Still the spirit and self-belief of the younger man shone through as he fought off five deuces and a break point at 2-5, but he could not break Murray, who served out 6-3 in a comfortable half hour.
The second set sizzled as both worked to take control, and the winners outstripped the errors on both sides. Kyrgios boldly came the net time and again, regardless of a few classy cross-court backhand passes from Murray, and won 11 points there for his effort. In the third game, he fended off the only break point of the set along with four deuces, and they duly headed to a tie-break.
There, the advantage went to and fro, now 2-0 to Murray, now 3-2 to Kyrgios after an exquisite drop shot, then 4-3 to the teenager as he roared his delight at a forehand winner. But Murray seized the initiative, twice putting up lob winners, to take the set, 7-6 (5), and for the first time allowed himself a joyous fist-pump.
Kyrgios opened the third set in explosive form, holding serve to love at 2-2 and then attacking the net to make two winners, 0-30. But a composed Murray made four big serves to hold and promptly broke Kyrgios when the teenager netted a backhand, double faulted, and succumbed on the third break point.
Yet with the Aussie body starting to suffer, the Kyrgios spirit was not ready to give up, and he broke back. But it was to be a brief respite as Murray went in for the kill, broke and served out the match, 6-3.
It has been a wonderful tournament for Kyrgios, one that has proven both his explosive talent but also his fight, grit and passion. He admitted that he had learned much from his quarter-final loss—and that will be a building block that can take him to greater heights than his projected 35 ranking next week: “Yeah, it was a really good experience.
“That was my first Aussie Open Grand Slam match playing on Rod Laver, so that was really cool. But he was way too good for me tonight. There are some things I can take from that match and get better.
“I was hurting out there, so physicality is a big [improvement I can make]. My mentality, I thought had a couple dips out there. I need to stay consistent.
“But it’s just been a rollercoaster. Not getting much sleep obviously. It’s been a lot of fun, but at the same it’s been pretty stressful. But I’ve enjoyed it. I’m just happy that I got as far as I did.”
So Murray reaches his fifth Australian semi-final and will face the man now working with Dani Vallverdu, the Briton’s own colleague until the end of last year. Not that Murray would be drawn on that: “I don’t really want to talk about what Dani’s strengths and weaknesses are. I’m not playing against him. I don’t think in loads of sports people talk about other players’ coaches and managers.”

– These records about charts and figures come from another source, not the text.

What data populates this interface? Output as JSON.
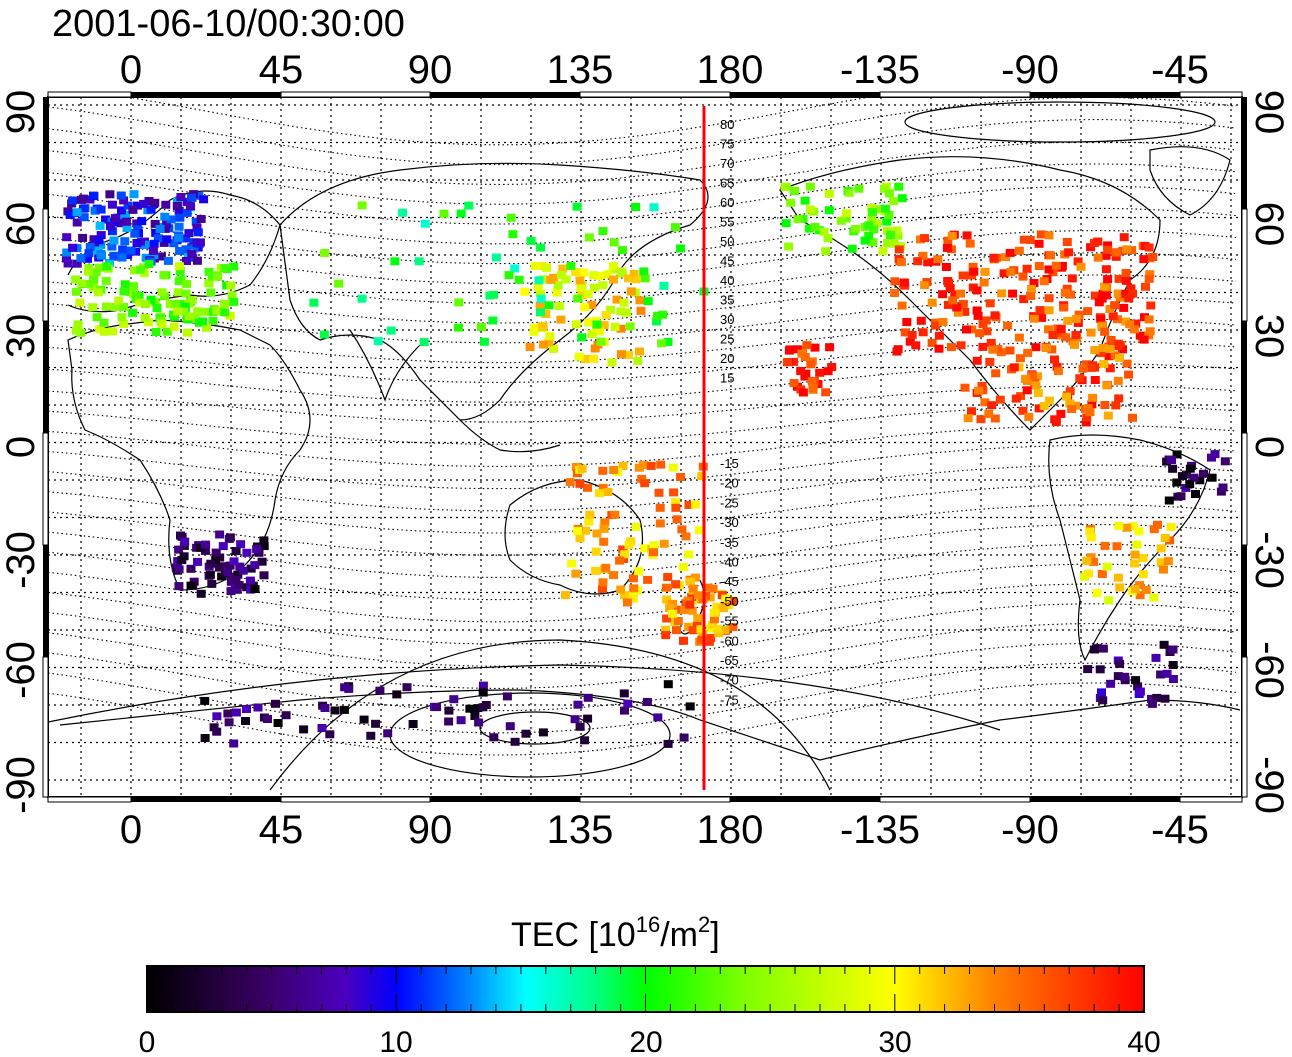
{
  "title": "2001-06-10/00:30:00",
  "map": {
    "lon_ticks": [
      "0",
      "45",
      "90",
      "135",
      "180",
      "-135",
      "-90",
      "-45"
    ],
    "lat_ticks": [
      "90",
      "60",
      "30",
      "0",
      "-30",
      "-60",
      "-90"
    ],
    "meridian_line": {
      "lon": 172,
      "color": "#ff0000"
    },
    "mlat_labels_upper": [
      "80",
      "75",
      "70",
      "65",
      "60",
      "55",
      "50",
      "45",
      "40",
      "35",
      "30",
      "25",
      "20",
      "15"
    ],
    "mlat_labels_lower": [
      "-15",
      "-20",
      "-25",
      "-30",
      "-35",
      "-40",
      "-45",
      "-50",
      "-55",
      "-60",
      "-65",
      "-70",
      "-75"
    ]
  },
  "colorbar": {
    "title_prefix": "TEC  [10",
    "title_sup1": "16",
    "title_mid": "/m",
    "title_sup2": "2",
    "title_suffix": "]",
    "ticks": [
      "0",
      "10",
      "20",
      "30",
      "40"
    ],
    "min": 0,
    "max": 40,
    "colors": [
      "#000000",
      "#3a0066",
      "#4b00c0",
      "#0000ff",
      "#0080ff",
      "#00ffff",
      "#00ff80",
      "#00ff00",
      "#80ff00",
      "#ffff00",
      "#ff8000",
      "#ff0000"
    ]
  }
}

About Berdych, though, he was willing to speak, and he will hope to find the right tactical combination to take on a man who has beaten him in their last two meetings: “He’s a big guy. He strikes the ball very well, he serves well. He’s fairly calm on the court. I think he manages emotions fairly well. And, yeah, he’s obviously played extremely well this tournament so far. He’s had some good wins and played well in Doha. He’ll be coming into the match with confidence.”
Two more men, both former champions, both fathers, both favouring cool blues rather than in-your-face dayglo, will try their chances against young, ambitious competition tomorrow: Novak Djokovic against Milos Raonic; Stan Wawrinka against Kei Nishikori.
Will old-school experience win its way into the semis, or will fresh blood have its day? The tennis will sparkle whatever they wear.